Friday, November 18, 2011

Elements of Community - Sense of Belonging

Belonging speaks to our sense of identity. Defining self in relation to the people with whom we are connected seems somewhat off by contemporary standards. Instead, personal identity is perceived as a rather individual and autonomous pursuit, something you discover alone on some remote mountain in Southern Asia. However, do any of us truly arrive at an accurate assessment of self without the context of Jesus and His body? I believe that I demands the context of a He and an Us. Consider this. All the ways I define myself depend on others in some way. My gifts are only gifts because they serve someone else - not my ego. My weaknesses and limitations surface because of my interaction with those around me. My love needs a Source and an object. Any attempt to articulate who I am will result in dragging you and God into the conversation. This sounds suffocating. However, the fact that my identity is inextricably tied to God and His people does not mute my individuality. Instead, it accentuates it, creating an opportunity for its expression. Healthy communities seem to transmit this sense of Us while acknowledging we are His. resonates with this vertical and horizontal sense of belonging. In this way, we depart from Cain's path. Where he stepped back from God and balked at being his brother’s keeper, we must embrace such. (Hosea 2:2, Neh 2:1-4; Ruth 1:15-18).

As for the Sombra Road house, I see this sense of Us in the way we define victories and defeats. Paulo gets a job, and Claudinho celebrates with the same enthusiasm as Paulo. Claudinho breaks up with his girlfriend, and Adilio feels it. It goes beyond just win-win. I also detect a sense of belonging in the way we deal with each other's junk. Each guy is called to pull their own weight, while overwhelming burdens are intended to be carried by all. These are not confused boundaries; the lines have merely been recast in light of the gospel.

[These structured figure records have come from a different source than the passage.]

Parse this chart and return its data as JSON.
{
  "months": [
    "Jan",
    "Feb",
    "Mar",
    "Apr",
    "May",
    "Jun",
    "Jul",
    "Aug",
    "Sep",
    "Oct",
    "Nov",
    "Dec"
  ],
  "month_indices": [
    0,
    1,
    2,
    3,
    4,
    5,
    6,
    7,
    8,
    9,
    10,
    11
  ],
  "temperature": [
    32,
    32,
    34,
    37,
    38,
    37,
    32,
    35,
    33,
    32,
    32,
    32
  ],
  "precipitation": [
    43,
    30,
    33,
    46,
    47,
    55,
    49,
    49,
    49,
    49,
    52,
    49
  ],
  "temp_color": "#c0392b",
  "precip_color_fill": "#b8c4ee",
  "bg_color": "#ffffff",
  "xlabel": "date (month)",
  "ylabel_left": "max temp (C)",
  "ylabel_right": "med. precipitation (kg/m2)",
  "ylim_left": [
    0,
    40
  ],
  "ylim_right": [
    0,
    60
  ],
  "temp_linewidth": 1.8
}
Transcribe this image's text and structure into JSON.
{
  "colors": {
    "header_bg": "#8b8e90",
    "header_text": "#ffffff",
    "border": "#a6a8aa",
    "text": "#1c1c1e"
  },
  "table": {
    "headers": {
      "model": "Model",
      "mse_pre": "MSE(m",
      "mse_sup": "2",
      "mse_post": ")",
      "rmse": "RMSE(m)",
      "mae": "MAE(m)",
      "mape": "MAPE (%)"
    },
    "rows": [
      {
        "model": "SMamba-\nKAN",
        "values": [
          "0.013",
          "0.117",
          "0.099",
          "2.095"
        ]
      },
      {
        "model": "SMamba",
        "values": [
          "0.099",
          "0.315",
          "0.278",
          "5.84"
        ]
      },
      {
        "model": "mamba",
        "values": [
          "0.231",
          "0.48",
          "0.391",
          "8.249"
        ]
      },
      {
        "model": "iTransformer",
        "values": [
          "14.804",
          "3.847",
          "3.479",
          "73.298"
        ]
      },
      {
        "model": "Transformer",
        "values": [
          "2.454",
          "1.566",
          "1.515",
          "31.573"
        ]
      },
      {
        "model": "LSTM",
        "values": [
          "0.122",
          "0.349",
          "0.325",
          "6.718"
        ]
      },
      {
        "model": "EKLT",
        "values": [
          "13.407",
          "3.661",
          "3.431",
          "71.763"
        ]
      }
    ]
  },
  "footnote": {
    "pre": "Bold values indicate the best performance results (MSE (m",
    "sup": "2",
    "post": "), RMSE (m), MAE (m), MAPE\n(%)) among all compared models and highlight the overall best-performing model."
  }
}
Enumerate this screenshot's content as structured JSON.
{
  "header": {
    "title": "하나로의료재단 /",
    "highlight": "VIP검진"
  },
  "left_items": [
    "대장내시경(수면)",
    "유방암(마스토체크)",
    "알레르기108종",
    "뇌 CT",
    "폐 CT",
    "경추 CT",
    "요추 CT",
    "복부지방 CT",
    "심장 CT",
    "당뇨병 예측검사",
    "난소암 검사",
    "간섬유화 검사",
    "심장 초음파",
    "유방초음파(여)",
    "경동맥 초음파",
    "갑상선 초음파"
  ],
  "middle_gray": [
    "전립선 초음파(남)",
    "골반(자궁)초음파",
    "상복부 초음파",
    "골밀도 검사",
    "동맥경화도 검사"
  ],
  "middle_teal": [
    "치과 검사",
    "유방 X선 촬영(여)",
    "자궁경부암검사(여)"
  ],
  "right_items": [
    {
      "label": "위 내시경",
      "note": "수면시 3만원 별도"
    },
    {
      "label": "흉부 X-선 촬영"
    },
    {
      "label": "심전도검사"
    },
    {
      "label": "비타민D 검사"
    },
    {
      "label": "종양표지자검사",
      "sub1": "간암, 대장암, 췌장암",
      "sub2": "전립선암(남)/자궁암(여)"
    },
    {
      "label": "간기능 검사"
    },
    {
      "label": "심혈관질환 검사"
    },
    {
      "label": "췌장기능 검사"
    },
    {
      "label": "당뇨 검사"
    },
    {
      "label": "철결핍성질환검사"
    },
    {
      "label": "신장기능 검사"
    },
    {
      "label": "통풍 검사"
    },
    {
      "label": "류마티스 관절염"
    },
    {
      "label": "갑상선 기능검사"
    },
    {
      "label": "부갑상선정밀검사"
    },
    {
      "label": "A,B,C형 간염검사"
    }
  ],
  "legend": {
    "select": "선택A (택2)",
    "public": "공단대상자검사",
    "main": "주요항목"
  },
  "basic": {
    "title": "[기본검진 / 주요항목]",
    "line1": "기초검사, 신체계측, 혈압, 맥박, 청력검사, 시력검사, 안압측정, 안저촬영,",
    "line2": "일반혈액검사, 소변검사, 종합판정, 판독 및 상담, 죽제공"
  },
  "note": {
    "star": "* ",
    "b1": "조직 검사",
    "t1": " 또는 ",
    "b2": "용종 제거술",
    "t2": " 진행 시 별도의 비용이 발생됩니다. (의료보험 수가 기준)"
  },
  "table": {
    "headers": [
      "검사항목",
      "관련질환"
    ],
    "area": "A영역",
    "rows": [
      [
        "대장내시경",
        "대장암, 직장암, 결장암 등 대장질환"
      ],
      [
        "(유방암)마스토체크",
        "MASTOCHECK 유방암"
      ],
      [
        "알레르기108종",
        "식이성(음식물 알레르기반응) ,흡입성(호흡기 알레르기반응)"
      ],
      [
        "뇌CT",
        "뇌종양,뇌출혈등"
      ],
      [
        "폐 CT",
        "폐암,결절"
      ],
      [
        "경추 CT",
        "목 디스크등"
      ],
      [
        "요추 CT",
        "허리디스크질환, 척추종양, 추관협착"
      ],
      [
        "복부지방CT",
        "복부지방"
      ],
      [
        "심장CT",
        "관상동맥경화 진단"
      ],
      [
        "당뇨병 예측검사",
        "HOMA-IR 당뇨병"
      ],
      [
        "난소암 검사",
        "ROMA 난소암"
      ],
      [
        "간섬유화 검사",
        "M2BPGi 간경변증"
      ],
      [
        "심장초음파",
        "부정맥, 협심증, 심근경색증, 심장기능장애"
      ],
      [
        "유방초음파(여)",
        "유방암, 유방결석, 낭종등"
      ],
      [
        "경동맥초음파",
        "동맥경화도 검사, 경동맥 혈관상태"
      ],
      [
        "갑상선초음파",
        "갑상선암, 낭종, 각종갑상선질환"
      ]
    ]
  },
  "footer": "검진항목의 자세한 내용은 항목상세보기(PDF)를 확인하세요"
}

I conclude with one final footnote on the sense of belonging essential to community, as this element of my past is etched on my memory as the essence of this concept of Us. When we were kids, my two younger brothers and I would make up all types of random games. My brother Brian was the chief architect, and his games all shared one common trait - all three of us were on the same team. He would set up the game in such a way so that the three of us were competing against an imaginary opponent - typically called the Yankees or some other team we generally disliked. Then, we'd play it out. Interestingly enough, we would not rig the game so that we would necessarily win. Sometimes we did lose, but we lost together. It's now a joke between us when we play a game as to whether we are going to play it straight up or Brian style. Still, I wish there were more room for Brian games in the way we live.